6. Conflict resolution
   If two devices changed the same chunk, the server detects a conflict
   Resolution strategy depends on the application (last-write-wins, branching, etc.)

The rsync algorithm is a well-known implementation of this idea. It uses a two-level checksum approach: a fast rolling checksum (Adler-32) to find candidate matches, then a strong checksum (MD5 or SHA-256) to confirm. This avoids computing expensive cryptographic hashes for every byte position.

#Common Interview Mistakes

#Mistake 1: Re-uploading entire files on every change

"When the file changes, we upload it to object storage."

Problem: A 1GB file with a one-line edit costs 1GB of bandwidth. Multiply by millions of users and you have an unsustainable system.

Better: Explain chunking, hashing, and delta sync. Show that you only transfer changed chunks, reducing bandwidth by orders of magnitude.

#Mistake 2: Using only fixed-size chunking

"We split the file into 4MB blocks and hash each one."

Problem: The interviewer asks what happens when a user inserts a byte at the beginning. All chunk boundaries shift. Every hash changes. You re-upload the entire file anyway.

Better: Mention content-defined chunking with Rabin fingerprinting. Explain that boundaries are based on local content, so insertions only affect nearby chunks.

#Mistake 3: Ignoring the cost of comparing chunk lists

"The client sends its full hash list and the server diffs them."

Problem: For a 10GB file, that's thousands of hashes transferred and compared on every sync. This adds latency and bandwidth overhead to every operation.

Better: Use a Merkle tree. Start from the root and only walk down branches that differ. This gives you O(log n) comparison instead of O(n).

#Mistake 4: Forgetting about deduplication

"Each user's chunks are stored separately."

Problem: If 1,000 users upload the same 500MB installer, you store 500TB instead of 500MB. Massive waste of storage.

Better: Use content-addressable storage. Chunks are identified by hash. If a chunk already exists on the server (from any user), skip the upload.
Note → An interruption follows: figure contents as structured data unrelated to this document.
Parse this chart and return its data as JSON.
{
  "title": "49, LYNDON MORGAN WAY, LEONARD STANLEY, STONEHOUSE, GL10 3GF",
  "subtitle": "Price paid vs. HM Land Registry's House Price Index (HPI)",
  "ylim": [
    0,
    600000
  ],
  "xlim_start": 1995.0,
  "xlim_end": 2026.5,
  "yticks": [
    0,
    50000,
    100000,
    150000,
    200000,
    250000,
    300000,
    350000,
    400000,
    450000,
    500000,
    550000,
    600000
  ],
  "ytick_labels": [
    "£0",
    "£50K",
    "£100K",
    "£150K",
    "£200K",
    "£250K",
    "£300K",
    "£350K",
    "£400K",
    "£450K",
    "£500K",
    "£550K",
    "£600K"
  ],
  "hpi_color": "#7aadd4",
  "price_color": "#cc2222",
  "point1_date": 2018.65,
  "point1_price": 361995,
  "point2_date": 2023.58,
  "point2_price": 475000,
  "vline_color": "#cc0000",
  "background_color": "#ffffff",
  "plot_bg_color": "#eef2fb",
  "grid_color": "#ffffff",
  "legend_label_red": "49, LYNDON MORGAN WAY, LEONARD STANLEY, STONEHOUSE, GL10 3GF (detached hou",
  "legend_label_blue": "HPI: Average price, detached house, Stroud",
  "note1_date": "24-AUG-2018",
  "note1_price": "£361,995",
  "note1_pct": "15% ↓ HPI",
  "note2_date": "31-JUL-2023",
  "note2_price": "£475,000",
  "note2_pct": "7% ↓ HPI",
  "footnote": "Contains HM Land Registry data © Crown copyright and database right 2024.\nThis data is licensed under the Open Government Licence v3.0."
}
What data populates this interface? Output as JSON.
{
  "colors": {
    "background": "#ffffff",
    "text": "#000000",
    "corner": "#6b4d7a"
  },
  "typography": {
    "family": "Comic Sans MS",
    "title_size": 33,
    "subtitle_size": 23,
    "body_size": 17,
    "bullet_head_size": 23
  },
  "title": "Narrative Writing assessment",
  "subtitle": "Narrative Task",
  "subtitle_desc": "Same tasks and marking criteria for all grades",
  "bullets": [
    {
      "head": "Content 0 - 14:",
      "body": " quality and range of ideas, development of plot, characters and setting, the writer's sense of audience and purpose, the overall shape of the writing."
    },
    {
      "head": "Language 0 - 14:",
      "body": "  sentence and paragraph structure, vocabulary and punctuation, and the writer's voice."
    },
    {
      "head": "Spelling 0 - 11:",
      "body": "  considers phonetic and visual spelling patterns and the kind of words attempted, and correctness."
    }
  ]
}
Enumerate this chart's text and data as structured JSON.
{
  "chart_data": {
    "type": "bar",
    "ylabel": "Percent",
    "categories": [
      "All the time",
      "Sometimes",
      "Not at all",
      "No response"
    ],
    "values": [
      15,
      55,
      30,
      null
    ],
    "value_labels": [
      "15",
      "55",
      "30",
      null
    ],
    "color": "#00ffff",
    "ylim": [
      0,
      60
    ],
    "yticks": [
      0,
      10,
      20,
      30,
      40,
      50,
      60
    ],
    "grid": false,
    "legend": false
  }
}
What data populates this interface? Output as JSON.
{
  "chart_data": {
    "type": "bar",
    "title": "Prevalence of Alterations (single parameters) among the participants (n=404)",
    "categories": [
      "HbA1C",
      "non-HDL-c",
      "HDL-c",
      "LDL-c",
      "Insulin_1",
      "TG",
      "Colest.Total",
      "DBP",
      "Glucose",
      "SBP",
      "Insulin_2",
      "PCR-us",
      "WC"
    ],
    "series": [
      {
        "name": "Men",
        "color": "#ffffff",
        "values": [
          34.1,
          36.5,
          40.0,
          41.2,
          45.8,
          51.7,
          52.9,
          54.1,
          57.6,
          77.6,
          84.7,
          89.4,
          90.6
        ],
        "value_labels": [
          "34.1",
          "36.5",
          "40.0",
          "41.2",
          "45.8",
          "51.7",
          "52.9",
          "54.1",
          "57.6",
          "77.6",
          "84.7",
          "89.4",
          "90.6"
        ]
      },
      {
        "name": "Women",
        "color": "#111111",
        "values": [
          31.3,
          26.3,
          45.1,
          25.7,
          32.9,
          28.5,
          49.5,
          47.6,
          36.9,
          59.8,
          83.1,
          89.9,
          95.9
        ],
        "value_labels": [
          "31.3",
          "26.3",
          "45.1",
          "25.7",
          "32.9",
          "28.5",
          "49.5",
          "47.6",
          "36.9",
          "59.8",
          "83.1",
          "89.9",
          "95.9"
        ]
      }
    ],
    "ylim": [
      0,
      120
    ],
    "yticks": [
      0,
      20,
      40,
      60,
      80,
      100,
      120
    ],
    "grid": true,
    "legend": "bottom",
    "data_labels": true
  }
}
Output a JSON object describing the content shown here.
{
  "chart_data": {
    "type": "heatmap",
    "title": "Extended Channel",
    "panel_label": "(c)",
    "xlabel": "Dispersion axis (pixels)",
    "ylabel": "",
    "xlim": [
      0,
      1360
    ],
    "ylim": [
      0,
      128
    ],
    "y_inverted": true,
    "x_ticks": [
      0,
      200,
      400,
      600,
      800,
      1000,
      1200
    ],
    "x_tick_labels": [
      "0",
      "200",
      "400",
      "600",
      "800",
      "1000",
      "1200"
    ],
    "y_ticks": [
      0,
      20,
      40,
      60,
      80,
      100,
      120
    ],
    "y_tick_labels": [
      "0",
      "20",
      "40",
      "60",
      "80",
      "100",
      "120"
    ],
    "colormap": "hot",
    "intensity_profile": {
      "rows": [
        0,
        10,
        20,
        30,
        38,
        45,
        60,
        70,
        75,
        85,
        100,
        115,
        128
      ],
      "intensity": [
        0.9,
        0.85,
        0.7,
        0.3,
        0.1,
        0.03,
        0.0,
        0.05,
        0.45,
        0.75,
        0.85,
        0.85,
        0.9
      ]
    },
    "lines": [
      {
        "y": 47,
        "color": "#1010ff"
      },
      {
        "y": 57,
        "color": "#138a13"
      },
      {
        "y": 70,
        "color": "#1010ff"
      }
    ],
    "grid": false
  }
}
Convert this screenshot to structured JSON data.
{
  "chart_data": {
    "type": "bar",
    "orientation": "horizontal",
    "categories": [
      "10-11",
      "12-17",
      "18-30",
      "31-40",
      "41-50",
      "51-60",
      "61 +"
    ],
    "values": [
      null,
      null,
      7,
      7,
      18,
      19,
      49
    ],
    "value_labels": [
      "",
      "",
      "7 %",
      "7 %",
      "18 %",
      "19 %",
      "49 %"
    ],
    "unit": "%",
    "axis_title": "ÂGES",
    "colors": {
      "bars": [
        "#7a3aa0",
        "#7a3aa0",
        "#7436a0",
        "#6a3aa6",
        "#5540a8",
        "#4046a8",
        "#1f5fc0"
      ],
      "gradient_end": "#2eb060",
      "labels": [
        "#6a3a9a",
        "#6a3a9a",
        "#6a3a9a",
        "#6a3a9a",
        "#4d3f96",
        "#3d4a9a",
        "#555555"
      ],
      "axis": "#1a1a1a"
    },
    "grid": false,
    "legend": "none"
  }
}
Reference counting tracks how many files point to each chunk.

#Summary: What to Remember

Delta sync transfers only the parts of a file that changed, not the entire file
File chunking splits files into blocks (typically ~4MB), each identified by a SHA-256 hash
Content-defined chunking (Rabin fingerprinting) places boundaries based on content, so insertions don't shift all chunks
Merkle trees enable O(log n) comparison to find changed chunks, instead of comparing every hash
Content-addressable storage deduplicates identical chunks across files and users
The rsync algorithm uses a rolling checksum + strong checksum for efficient diffing

Key numbers:

Typical chunk size: 4MB (variable range: 2MB-8MB for CDC)
1GB file, one paragraph edit: upload ~4MB instead of 1GB (99.6% bandwidth savings)
Merkle tree comparison: O(log n) vs O(n) for linear scan
SHA-256 collision probability: ~1 in 2^128 (effectively zero)

Interview golden rule:

Don't just say "upload the file." Explain chunking, content-defined
boundaries, Merkle tree diffing, and deduplication. Show that your
system handles a one-line edit to a 1GB file by uploading only the
affected 4MB chunk.